Pull up your library website. Look in the address bar. Do you see a little lock that’s closed or open? Does your web address say HTTP or HTTPS? The ‘S’ at the end of HTTPS stands for ‘Secure’. It means all communications between your browser and the website are encrypted, so no one can see the data that is being sent.
It is very important that your library website is using HTTPS, especially on the accounts page. People visiting your site without HTTPS may also get warnings from their browsers telling them your site is not secure.
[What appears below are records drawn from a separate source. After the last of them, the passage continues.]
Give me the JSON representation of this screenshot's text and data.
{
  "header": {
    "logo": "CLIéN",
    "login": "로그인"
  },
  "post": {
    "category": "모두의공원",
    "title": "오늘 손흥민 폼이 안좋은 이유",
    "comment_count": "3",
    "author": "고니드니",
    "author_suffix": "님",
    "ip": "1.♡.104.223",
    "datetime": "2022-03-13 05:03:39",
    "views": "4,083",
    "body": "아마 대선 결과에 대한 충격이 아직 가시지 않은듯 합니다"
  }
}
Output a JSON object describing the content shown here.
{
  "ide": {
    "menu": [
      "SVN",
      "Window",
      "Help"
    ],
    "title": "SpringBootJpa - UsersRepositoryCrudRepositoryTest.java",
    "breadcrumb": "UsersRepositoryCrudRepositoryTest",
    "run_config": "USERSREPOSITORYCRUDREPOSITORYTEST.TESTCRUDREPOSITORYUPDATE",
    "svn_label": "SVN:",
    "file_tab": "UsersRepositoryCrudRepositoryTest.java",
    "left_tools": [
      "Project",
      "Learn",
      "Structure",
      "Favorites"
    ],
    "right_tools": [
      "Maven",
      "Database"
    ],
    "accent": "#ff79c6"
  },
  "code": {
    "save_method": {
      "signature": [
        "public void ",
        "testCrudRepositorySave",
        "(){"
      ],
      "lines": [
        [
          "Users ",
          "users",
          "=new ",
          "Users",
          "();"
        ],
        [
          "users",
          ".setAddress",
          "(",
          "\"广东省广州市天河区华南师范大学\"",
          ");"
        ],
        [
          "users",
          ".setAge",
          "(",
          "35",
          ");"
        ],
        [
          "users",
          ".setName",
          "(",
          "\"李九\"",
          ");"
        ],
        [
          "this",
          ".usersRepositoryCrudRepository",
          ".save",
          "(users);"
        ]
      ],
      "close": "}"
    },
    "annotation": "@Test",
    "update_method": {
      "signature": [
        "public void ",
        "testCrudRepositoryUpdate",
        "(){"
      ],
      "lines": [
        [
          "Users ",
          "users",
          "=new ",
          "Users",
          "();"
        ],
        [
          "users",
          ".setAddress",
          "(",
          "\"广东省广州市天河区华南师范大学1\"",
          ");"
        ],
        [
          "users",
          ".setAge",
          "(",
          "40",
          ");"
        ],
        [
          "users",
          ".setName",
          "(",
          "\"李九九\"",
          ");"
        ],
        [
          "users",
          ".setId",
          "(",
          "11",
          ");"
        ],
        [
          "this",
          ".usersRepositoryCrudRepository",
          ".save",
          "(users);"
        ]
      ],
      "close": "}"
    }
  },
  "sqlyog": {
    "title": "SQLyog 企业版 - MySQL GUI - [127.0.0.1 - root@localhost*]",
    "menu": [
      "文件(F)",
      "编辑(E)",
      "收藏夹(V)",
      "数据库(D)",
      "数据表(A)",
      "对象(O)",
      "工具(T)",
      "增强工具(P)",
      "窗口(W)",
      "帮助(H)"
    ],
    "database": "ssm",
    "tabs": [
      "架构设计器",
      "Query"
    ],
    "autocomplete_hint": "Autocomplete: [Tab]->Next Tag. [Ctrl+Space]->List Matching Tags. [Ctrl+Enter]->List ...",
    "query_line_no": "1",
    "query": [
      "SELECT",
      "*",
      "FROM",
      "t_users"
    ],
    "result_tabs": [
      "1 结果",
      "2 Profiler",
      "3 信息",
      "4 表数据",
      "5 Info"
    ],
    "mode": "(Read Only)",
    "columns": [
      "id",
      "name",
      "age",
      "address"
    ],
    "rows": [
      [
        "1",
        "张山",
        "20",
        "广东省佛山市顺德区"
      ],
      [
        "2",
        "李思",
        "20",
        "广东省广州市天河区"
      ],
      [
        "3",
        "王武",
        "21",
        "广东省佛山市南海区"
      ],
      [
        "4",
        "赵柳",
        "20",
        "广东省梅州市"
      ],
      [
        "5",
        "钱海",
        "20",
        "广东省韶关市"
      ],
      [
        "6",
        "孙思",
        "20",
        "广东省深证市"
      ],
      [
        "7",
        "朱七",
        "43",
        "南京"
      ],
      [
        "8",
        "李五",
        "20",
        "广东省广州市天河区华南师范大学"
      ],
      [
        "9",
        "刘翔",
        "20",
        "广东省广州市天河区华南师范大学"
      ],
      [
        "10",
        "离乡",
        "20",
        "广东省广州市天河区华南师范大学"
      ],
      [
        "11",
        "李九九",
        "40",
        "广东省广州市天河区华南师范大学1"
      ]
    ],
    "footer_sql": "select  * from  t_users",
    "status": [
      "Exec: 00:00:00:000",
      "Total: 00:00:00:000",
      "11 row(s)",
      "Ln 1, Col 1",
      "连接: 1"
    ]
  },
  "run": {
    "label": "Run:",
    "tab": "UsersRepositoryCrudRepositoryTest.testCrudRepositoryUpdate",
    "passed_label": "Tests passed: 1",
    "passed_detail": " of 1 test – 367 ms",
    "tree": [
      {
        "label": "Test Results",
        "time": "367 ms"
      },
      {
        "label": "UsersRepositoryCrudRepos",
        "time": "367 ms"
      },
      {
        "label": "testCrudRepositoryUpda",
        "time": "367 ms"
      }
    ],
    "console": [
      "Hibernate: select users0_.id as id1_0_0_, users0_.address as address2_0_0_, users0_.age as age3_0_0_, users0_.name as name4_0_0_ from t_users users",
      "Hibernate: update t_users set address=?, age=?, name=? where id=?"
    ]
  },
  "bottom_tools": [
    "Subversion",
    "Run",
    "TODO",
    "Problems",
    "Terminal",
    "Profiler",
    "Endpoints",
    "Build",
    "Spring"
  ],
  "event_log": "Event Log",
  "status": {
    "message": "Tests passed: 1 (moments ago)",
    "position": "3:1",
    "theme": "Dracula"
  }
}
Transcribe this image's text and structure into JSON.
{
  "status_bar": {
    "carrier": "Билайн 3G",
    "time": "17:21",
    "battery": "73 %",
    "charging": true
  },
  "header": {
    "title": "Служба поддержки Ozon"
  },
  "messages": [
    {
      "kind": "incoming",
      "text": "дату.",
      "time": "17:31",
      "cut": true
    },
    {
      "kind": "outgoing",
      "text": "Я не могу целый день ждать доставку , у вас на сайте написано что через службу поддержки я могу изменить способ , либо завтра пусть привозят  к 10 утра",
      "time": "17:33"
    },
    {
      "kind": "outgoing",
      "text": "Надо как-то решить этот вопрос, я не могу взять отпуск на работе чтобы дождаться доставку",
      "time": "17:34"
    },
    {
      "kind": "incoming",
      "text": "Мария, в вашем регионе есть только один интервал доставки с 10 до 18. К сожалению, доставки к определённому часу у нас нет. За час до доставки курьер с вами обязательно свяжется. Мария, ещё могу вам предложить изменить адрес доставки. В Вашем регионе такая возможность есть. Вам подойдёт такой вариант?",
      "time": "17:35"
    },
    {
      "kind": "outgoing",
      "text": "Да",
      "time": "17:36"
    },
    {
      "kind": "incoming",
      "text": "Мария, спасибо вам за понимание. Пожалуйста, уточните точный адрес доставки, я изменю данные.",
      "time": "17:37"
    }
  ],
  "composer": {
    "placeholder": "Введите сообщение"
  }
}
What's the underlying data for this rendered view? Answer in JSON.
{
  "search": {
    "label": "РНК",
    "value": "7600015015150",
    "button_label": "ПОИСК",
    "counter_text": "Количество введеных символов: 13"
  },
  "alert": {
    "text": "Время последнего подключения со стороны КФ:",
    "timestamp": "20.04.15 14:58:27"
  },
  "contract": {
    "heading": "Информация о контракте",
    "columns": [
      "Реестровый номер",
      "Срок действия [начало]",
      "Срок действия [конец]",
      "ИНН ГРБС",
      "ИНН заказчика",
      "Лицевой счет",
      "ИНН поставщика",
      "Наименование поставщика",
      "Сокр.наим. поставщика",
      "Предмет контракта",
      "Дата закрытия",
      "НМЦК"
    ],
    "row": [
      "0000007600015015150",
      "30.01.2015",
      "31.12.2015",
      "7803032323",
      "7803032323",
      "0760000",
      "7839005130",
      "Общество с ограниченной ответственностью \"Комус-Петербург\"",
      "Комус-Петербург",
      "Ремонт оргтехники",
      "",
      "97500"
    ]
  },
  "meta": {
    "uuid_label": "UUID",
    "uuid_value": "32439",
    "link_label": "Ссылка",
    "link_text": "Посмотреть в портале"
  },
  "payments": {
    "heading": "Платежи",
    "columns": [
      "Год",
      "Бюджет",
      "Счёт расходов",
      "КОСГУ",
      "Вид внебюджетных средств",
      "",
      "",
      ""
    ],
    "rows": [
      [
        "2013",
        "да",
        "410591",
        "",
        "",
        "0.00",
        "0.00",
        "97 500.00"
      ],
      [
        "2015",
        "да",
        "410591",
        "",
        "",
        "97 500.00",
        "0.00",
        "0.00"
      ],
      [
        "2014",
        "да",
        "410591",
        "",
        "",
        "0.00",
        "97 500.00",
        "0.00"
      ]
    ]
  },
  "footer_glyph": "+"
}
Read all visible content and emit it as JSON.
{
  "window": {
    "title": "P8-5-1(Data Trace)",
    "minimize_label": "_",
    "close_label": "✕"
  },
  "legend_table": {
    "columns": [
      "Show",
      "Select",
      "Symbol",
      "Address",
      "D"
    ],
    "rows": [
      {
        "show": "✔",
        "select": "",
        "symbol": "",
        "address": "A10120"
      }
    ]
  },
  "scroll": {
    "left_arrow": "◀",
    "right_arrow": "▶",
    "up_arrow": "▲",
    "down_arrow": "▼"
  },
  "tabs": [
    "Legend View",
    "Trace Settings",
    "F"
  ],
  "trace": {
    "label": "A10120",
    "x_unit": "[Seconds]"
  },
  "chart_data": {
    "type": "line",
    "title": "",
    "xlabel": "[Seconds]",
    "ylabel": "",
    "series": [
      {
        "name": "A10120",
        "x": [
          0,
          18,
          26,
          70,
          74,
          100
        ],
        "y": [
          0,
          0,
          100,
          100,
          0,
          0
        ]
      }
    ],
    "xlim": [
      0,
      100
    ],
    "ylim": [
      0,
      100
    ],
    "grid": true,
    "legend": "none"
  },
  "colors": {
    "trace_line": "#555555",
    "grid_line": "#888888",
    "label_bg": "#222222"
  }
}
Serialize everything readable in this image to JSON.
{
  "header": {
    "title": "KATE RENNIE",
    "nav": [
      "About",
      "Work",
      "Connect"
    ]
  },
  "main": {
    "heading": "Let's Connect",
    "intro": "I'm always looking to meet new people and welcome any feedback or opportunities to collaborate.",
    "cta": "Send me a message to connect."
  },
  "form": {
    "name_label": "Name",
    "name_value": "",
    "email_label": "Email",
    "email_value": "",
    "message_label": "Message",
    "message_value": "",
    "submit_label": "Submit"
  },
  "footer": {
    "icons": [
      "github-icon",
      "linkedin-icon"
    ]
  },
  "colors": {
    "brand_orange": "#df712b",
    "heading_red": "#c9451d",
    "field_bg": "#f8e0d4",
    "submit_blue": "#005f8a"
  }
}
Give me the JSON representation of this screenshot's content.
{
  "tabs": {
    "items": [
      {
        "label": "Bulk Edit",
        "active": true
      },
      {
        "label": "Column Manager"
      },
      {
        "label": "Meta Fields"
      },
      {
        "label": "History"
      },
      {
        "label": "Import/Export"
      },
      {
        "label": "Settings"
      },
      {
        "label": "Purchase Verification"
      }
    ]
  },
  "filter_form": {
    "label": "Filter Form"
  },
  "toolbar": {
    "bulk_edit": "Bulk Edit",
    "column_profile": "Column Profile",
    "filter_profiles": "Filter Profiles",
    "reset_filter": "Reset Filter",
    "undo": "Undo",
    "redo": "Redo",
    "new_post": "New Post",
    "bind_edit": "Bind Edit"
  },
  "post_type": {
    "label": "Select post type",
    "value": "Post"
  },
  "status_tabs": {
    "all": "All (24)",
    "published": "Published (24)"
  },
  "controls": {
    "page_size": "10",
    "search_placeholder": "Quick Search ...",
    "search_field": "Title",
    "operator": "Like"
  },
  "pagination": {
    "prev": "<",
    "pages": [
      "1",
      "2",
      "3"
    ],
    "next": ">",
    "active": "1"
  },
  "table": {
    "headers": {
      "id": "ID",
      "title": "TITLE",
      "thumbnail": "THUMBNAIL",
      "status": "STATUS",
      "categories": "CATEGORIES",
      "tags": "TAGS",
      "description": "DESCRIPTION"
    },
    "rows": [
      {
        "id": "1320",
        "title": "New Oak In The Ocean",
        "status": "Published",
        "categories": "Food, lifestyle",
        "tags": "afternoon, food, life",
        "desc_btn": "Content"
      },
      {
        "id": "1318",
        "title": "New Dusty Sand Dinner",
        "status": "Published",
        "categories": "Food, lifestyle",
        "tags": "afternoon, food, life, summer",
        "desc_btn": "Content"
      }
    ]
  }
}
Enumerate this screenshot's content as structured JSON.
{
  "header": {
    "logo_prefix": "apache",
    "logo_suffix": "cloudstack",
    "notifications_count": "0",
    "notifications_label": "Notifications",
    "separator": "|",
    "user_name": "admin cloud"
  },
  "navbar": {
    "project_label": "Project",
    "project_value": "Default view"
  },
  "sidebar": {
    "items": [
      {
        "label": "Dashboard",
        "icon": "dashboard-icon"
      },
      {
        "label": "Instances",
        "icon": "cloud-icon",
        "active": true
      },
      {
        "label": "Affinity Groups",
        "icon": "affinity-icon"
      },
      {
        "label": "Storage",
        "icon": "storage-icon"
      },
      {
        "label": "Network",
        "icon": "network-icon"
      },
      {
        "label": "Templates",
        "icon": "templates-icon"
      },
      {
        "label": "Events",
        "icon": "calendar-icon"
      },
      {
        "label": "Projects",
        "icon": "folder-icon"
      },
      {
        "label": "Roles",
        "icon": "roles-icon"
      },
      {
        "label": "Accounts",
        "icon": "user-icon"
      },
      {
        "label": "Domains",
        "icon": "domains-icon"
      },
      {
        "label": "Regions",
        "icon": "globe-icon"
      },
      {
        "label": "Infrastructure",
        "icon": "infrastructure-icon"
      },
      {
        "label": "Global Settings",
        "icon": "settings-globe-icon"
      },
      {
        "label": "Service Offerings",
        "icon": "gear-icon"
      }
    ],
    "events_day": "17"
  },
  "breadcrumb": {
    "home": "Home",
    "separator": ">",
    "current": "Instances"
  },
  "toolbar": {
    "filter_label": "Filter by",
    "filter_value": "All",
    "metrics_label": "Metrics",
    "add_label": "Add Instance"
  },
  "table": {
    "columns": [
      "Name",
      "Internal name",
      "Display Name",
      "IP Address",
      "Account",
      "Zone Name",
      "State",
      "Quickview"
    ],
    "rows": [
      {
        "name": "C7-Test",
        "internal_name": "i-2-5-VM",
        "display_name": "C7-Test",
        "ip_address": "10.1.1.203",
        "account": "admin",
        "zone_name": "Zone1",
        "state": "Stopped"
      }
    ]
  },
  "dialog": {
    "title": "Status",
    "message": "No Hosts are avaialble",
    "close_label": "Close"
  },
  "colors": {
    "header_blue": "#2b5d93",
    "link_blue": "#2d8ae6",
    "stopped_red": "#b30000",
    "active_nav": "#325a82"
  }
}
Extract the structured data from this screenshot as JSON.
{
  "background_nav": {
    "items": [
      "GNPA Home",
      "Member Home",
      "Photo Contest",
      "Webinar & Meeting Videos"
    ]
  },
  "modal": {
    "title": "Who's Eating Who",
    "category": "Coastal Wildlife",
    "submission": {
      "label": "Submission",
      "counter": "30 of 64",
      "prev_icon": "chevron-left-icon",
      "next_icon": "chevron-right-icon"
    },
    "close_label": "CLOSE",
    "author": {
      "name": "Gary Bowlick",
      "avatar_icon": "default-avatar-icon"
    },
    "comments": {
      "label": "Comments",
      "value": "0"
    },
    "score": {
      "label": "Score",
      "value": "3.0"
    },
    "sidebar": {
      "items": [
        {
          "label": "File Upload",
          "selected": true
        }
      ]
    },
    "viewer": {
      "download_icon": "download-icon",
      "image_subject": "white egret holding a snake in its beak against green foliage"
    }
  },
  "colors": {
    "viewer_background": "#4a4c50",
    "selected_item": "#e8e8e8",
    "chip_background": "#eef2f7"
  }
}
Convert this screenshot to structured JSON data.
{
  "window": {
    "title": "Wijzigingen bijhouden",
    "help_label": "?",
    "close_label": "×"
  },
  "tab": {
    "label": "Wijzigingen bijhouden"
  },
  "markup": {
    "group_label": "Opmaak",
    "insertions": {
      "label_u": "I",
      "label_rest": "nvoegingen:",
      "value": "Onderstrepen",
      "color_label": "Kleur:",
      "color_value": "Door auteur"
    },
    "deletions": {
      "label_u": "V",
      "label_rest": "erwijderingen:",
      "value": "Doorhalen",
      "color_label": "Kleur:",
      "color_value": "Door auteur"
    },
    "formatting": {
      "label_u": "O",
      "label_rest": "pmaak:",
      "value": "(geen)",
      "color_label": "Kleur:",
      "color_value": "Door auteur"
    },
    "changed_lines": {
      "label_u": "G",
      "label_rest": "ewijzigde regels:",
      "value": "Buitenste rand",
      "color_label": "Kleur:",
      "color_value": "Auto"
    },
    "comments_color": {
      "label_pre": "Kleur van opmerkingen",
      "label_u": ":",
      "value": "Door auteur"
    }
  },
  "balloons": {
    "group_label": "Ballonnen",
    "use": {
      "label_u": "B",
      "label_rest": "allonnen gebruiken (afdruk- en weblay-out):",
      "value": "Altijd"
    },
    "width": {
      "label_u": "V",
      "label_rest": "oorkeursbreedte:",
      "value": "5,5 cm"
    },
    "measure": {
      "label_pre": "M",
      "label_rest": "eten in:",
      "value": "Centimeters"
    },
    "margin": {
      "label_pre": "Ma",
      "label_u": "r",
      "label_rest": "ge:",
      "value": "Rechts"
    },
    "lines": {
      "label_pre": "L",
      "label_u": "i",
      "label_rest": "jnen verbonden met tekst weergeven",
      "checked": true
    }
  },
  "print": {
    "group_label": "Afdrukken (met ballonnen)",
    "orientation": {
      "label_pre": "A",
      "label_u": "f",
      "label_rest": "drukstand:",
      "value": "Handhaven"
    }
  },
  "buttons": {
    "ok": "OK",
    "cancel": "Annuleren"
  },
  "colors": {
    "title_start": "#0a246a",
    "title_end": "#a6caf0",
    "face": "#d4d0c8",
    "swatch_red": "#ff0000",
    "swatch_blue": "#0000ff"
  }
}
“HTTP is like writing things on a postcard, HTTPS is like writing things in a letter, and then putting it in an envelope and sealing it. The mailman/ISP can still see where the letter is going, but can only read the contents of the HTTP/postcard communication; all they know about the HTTPS/envelope is where it came from and where it’s going.”
Getting your website to https
- Connect with your IT manager or get ready to start the process if you’re the one with network access. Seek out options for purchasing SSL/TLS certificates If costs are a concern, check out Let’s Encrypt.
- Let’s Encrypt offers free certificates to anyone who owns a domain name. There is a robust community of support available to help install the certificates and get your site secured.
- Go to your library’s website. Is it secured with HTTPS?
- If your site is still operating with HTTP, connect with the IT Department or get ready to start the process if you’re the one with network access. Seek out options for purchasing SSL/TLS certifications.
- If your site is secured, visit a few library vendors to see if their sites are secure.